31st October 2019
Witches’ Sabbath, Hans Baldung Grein, 1510
Today the United Kingdom will not be leaving the European Union by automatic operation of law.
The next date on which the UK’s departure is set to happen will now be 31st January 2020, the fourth such departure date.
So familiar are we now with Brexit days coming and going there may perhaps be a blithe expectation that the UK will stay in the EU again after the next supposed departure date.
This expectation may be complacent.
There is a form of ratchet effect with the successive exit dates.
The UK parliament has now agreed the current withdrawal agreement in principle.
And the EU will, it seems, be glad to be rid of the Brexit problem, if not rid of the UK.
With one more heave, so to speak, the UK may well be departing the EU in January.
Nobody should assume the UK will stay in the EU after 31st January 2020.
The UK government has now twice loudly declared that Brexit would happen on specific dates – 29th March and 31st October.
There is endless footage of successive prime ministers insisting that successive departure dates are absolute and will be kept.
It is difficult to see how anyone will take the government seriously if it now insists loudly that Brexit will definitely happen on 31st January 2020.
The UK government has already lost trust in its dealings on Brexit, and it is now losing its credibility with its threats.
(Of course, some wags will say that the UK government never had credibility in the first place; but it was entirely credible that, but for the Benn Act and the defeat on the Withdrawal Agreement Bill programme motion, the UK would be leaving the EU this evening.)
Hallowe’en is nowadays a festival where once scary things are treated as not at all scary.
And so it is perhaps fitting that today is when the UK government’s scary (and irresponsible) approach to Brexit, of demanding that an exit date be kept in all circumstances, is shown to have not worked.

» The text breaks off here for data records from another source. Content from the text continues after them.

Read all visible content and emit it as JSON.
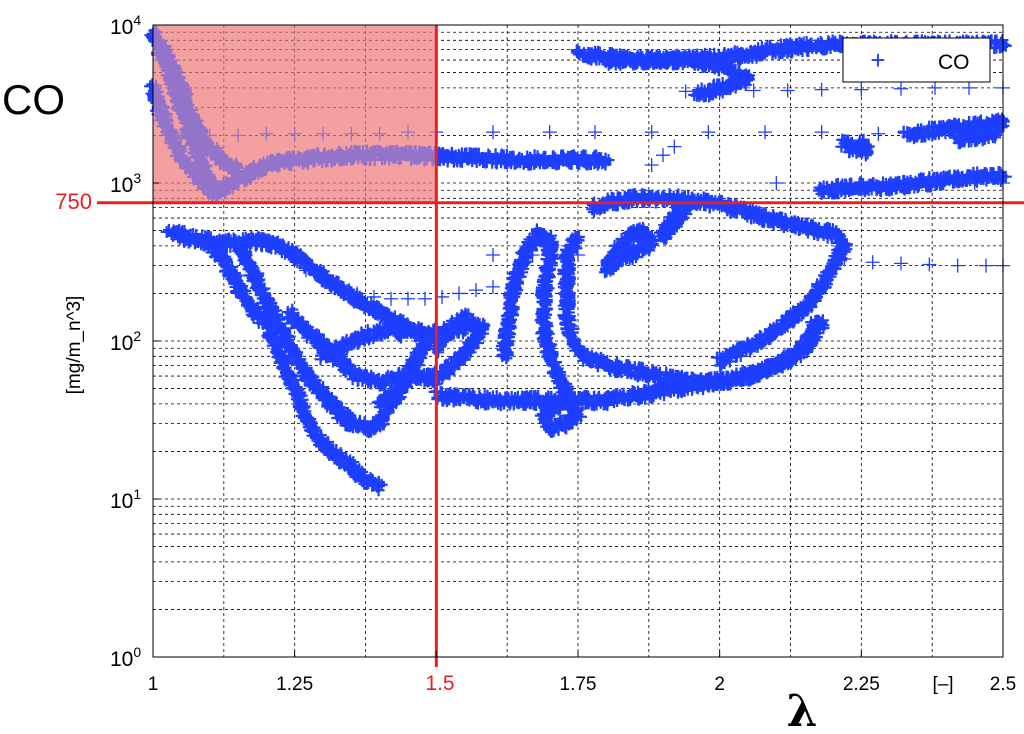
{
  "chart_data": {
    "type": "scatter",
    "title": "",
    "ylabel_big": "CO",
    "ylabel": "[mg/m_n^3]",
    "xlabel": "λ",
    "x_unit_label": "[–]",
    "x_scale": "linear",
    "y_scale": "log",
    "xlim": [
      1,
      2.5
    ],
    "ylim": [
      1,
      10000
    ],
    "grid": true,
    "grid_style": "dashed",
    "x_ticks": [
      1,
      1.25,
      1.5,
      1.75,
      2,
      2.25,
      2.5
    ],
    "x_tick_labels": [
      "1",
      "1.25",
      "1.5",
      "1.75",
      "2",
      "2.25",
      "2.5"
    ],
    "y_ticks": [
      1,
      10,
      100,
      1000,
      10000
    ],
    "y_tick_bases": [
      "10",
      "10",
      "10",
      "10",
      "10"
    ],
    "y_tick_exponents": [
      "0",
      "1",
      "2",
      "3",
      "4"
    ],
    "legend": {
      "entries": [
        "CO"
      ],
      "marker": "+",
      "placement": "top-right"
    },
    "threshold_y": 750,
    "threshold_y_label": "750",
    "threshold_x": 1.5,
    "threshold_x_label": "1.5",
    "highlight_region": {
      "x": [
        1,
        1.5
      ],
      "y": [
        750,
        10000
      ]
    },
    "colors": {
      "series": "#1f3fff",
      "threshold": "#e82020",
      "highlight_fill": "#f4a0a0",
      "overlap": "#7a2ab0",
      "axis": "#000000",
      "grid": "#000000"
    },
    "series": [
      {
        "name": "CO",
        "marker": "+",
        "color": "#1f3fff",
        "sparse_traces": [
          [
            [
              1.05,
              2000
            ],
            [
              1.1,
              2000
            ],
            [
              1.15,
              2000
            ],
            [
              1.2,
              2050
            ],
            [
              1.25,
              2050
            ],
            [
              1.3,
              2050
            ],
            [
              1.35,
              2050
            ],
            [
              1.4,
              2050
            ],
            [
              1.45,
              2100
            ],
            [
              1.5,
              2100
            ],
            [
              1.6,
              2100
            ],
            [
              1.7,
              2100
            ],
            [
              1.78,
              2100
            ],
            [
              1.88,
              2100
            ],
            [
              1.98,
              2100
            ],
            [
              2.08,
              2100
            ],
            [
              2.18,
              2100
            ],
            [
              2.28,
              2050
            ],
            [
              2.38,
              2100
            ]
          ],
          [
            [
              1.88,
              1300
            ],
            [
              1.9,
              1500
            ],
            [
              1.92,
              1700
            ]
          ],
          [
            [
              1.6,
              350
            ],
            [
              1.67,
              350
            ],
            [
              1.7,
              350
            ],
            [
              1.75,
              350
            ]
          ],
          [
            [
              1.27,
              280
            ],
            [
              1.3,
              240
            ],
            [
              1.33,
              215
            ],
            [
              1.36,
              200
            ],
            [
              1.39,
              190
            ],
            [
              1.42,
              185
            ],
            [
              1.45,
              185
            ],
            [
              1.48,
              185
            ],
            [
              1.51,
              190
            ],
            [
              1.54,
              200
            ],
            [
              1.57,
              210
            ],
            [
              1.6,
              220
            ]
          ],
          [
            [
              2.22,
              330
            ],
            [
              2.27,
              315
            ],
            [
              2.32,
              310
            ],
            [
              2.37,
              305
            ],
            [
              2.42,
              300
            ],
            [
              2.47,
              300
            ],
            [
              2.5,
              300
            ]
          ],
          [
            [
              1.94,
              3800
            ],
            [
              2.0,
              3800
            ],
            [
              2.06,
              3850
            ],
            [
              2.12,
              3850
            ],
            [
              2.18,
              3900
            ],
            [
              2.25,
              3900
            ],
            [
              2.32,
              3950
            ],
            [
              2.38,
              4000
            ],
            [
              2.44,
              4000
            ],
            [
              2.5,
              4000
            ]
          ],
          [
            [
              2.1,
              1000
            ],
            [
              2.25,
              1000
            ],
            [
              2.37,
              1000
            ],
            [
              2.45,
              1000
            ],
            [
              2.5,
              1000
            ]
          ]
        ],
        "dense_traces": [
          [
            [
              1.0,
              9000
            ],
            [
              1.03,
              5000
            ],
            [
              1.05,
              3000
            ],
            [
              1.08,
              1500
            ],
            [
              1.1,
              1000
            ],
            [
              1.12,
              900
            ],
            [
              1.16,
              1100
            ],
            [
              1.2,
              1300
            ],
            [
              1.25,
              1400
            ],
            [
              1.35,
              1500
            ],
            [
              1.45,
              1500
            ],
            [
              1.55,
              1450
            ],
            [
              1.65,
              1400
            ],
            [
              1.75,
              1400
            ],
            [
              1.8,
              1400
            ]
          ],
          [
            [
              1.02,
              7000
            ],
            [
              1.05,
              4000
            ],
            [
              1.07,
              2500
            ],
            [
              1.09,
              1800
            ],
            [
              1.12,
              1400
            ],
            [
              1.15,
              1200
            ]
          ],
          [
            [
              1.0,
              4000
            ],
            [
              1.02,
              2500
            ],
            [
              1.04,
              1700
            ],
            [
              1.06,
              1300
            ],
            [
              1.09,
              1000
            ],
            [
              1.11,
              850
            ]
          ],
          [
            [
              1.03,
              500
            ],
            [
              1.06,
              450
            ],
            [
              1.09,
              430
            ],
            [
              1.12,
              420
            ],
            [
              1.15,
              420
            ],
            [
              1.19,
              430
            ],
            [
              1.22,
              400
            ],
            [
              1.25,
              350
            ],
            [
              1.28,
              290
            ],
            [
              1.31,
              240
            ],
            [
              1.35,
              190
            ],
            [
              1.39,
              160
            ],
            [
              1.42,
              140
            ],
            [
              1.45,
              120
            ],
            [
              1.48,
              110
            ],
            [
              1.52,
              115
            ],
            [
              1.55,
              120
            ]
          ],
          [
            [
              1.1,
              400
            ],
            [
              1.12,
              350
            ],
            [
              1.13,
              300
            ],
            [
              1.15,
              220
            ],
            [
              1.17,
              170
            ],
            [
              1.2,
              130
            ],
            [
              1.22,
              90
            ],
            [
              1.24,
              60
            ],
            [
              1.26,
              40
            ],
            [
              1.28,
              28
            ],
            [
              1.3,
              22
            ],
            [
              1.33,
              18
            ],
            [
              1.36,
              15
            ],
            [
              1.38,
              13
            ],
            [
              1.4,
              12
            ]
          ],
          [
            [
              1.15,
              420
            ],
            [
              1.17,
              300
            ],
            [
              1.2,
              180
            ],
            [
              1.23,
              110
            ],
            [
              1.26,
              70
            ],
            [
              1.29,
              50
            ],
            [
              1.32,
              38
            ],
            [
              1.35,
              30
            ],
            [
              1.38,
              28
            ],
            [
              1.4,
              30
            ],
            [
              1.43,
              45
            ],
            [
              1.46,
              70
            ],
            [
              1.48,
              100
            ],
            [
              1.46,
              70
            ],
            [
              1.43,
              48
            ],
            [
              1.4,
              40
            ]
          ],
          [
            [
              1.24,
              150
            ],
            [
              1.28,
              110
            ],
            [
              1.32,
              80
            ],
            [
              1.36,
              60
            ],
            [
              1.4,
              55
            ],
            [
              1.44,
              60
            ],
            [
              1.48,
              60
            ],
            [
              1.5,
              55
            ]
          ],
          [
            [
              1.3,
              80
            ],
            [
              1.34,
              95
            ],
            [
              1.38,
              110
            ],
            [
              1.42,
              120
            ],
            [
              1.44,
              110
            ]
          ],
          [
            [
              1.5,
              60
            ],
            [
              1.53,
              70
            ],
            [
              1.56,
              90
            ],
            [
              1.58,
              120
            ],
            [
              1.55,
              140
            ],
            [
              1.52,
              120
            ],
            [
              1.5,
              90
            ]
          ],
          [
            [
              1.5,
              45
            ],
            [
              1.6,
              42
            ],
            [
              1.7,
              42
            ],
            [
              1.8,
              42
            ],
            [
              1.85,
              45
            ],
            [
              1.95,
              52
            ],
            [
              2.05,
              60
            ],
            [
              2.12,
              75
            ],
            [
              2.16,
              100
            ],
            [
              2.18,
              130
            ]
          ],
          [
            [
              1.62,
              80
            ],
            [
              1.63,
              150
            ],
            [
              1.64,
              250
            ],
            [
              1.66,
              380
            ],
            [
              1.68,
              480
            ],
            [
              1.7,
              430
            ],
            [
              1.7,
              330
            ],
            [
              1.69,
              200
            ],
            [
              1.69,
              120
            ],
            [
              1.7,
              80
            ],
            [
              1.72,
              55
            ],
            [
              1.74,
              40
            ],
            [
              1.75,
              35
            ],
            [
              1.73,
              30
            ],
            [
              1.7,
              28
            ],
            [
              1.69,
              35
            ],
            [
              1.72,
              40
            ]
          ],
          [
            [
              1.75,
              450
            ],
            [
              1.73,
              350
            ],
            [
              1.73,
              220
            ],
            [
              1.73,
              140
            ],
            [
              1.74,
              100
            ],
            [
              1.76,
              80
            ],
            [
              1.8,
              70
            ],
            [
              1.85,
              65
            ],
            [
              1.9,
              60
            ],
            [
              1.95,
              55
            ],
            [
              2.0,
              55
            ],
            [
              2.05,
              60
            ],
            [
              2.1,
              70
            ],
            [
              2.15,
              90
            ],
            [
              2.17,
              130
            ]
          ],
          [
            [
              1.78,
              700
            ],
            [
              1.8,
              750
            ],
            [
              1.85,
              800
            ],
            [
              1.9,
              800
            ],
            [
              1.95,
              780
            ],
            [
              2.0,
              720
            ],
            [
              2.05,
              650
            ],
            [
              2.1,
              580
            ],
            [
              2.15,
              520
            ],
            [
              2.2,
              480
            ],
            [
              2.22,
              400
            ],
            [
              2.2,
              300
            ],
            [
              2.18,
              220
            ],
            [
              2.15,
              160
            ],
            [
              2.1,
              120
            ],
            [
              2.05,
              90
            ],
            [
              2.0,
              75
            ]
          ],
          [
            [
              1.8,
              300
            ],
            [
              1.82,
              380
            ],
            [
              1.84,
              450
            ],
            [
              1.86,
              500
            ],
            [
              1.88,
              420
            ],
            [
              1.85,
              360
            ],
            [
              1.82,
              330
            ],
            [
              1.8,
              280
            ]
          ],
          [
            [
              1.9,
              450
            ],
            [
              1.92,
              600
            ],
            [
              1.94,
              700
            ],
            [
              1.92,
              550
            ],
            [
              1.9,
              500
            ]
          ],
          [
            [
              1.8,
              6000
            ],
            [
              1.9,
              6000
            ],
            [
              2.0,
              6200
            ],
            [
              2.05,
              6500
            ],
            [
              2.1,
              7000
            ],
            [
              2.2,
              7500
            ],
            [
              2.3,
              7500
            ],
            [
              2.4,
              7500
            ],
            [
              2.5,
              7500
            ]
          ],
          [
            [
              1.75,
              6500
            ],
            [
              1.85,
              6000
            ],
            [
              1.95,
              6000
            ],
            [
              2.0,
              5500
            ],
            [
              2.05,
              4500
            ],
            [
              2.0,
              4000
            ],
            [
              1.96,
              3600
            ]
          ],
          [
            [
              2.33,
              2000
            ],
            [
              2.4,
              2200
            ],
            [
              2.45,
              2300
            ],
            [
              2.5,
              2400
            ],
            [
              2.48,
              2000
            ],
            [
              2.42,
              1900
            ]
          ],
          [
            [
              2.22,
              1800
            ],
            [
              2.24,
              1600
            ],
            [
              2.26,
              1600
            ],
            [
              2.25,
              1800
            ]
          ],
          [
            [
              2.18,
              900
            ],
            [
              2.25,
              950
            ],
            [
              2.3,
              950
            ],
            [
              2.35,
              1000
            ],
            [
              2.42,
              1050
            ],
            [
              2.46,
              1100
            ],
            [
              2.5,
              1100
            ]
          ]
        ]
      }
    ]
  }
}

This does not make the prospect of an actual departure, either with a deal or without a deal, on 31st January less of a prospect.
That remains a real possibility, and it is now the default position.
What has been removed, however, is the ability of a government under the current or other prime minister to use a departure date as a rhetorical device to frighten others into compliance.
Nobody will believe them.
The current prime minister famously said that he would rather “die in a ditch” than for the UK not to leave the EU today.
And now such ditches and ditchcraft seem as unthreatening as depictions of witches and witchcraft at a children’s Hallowe’en party.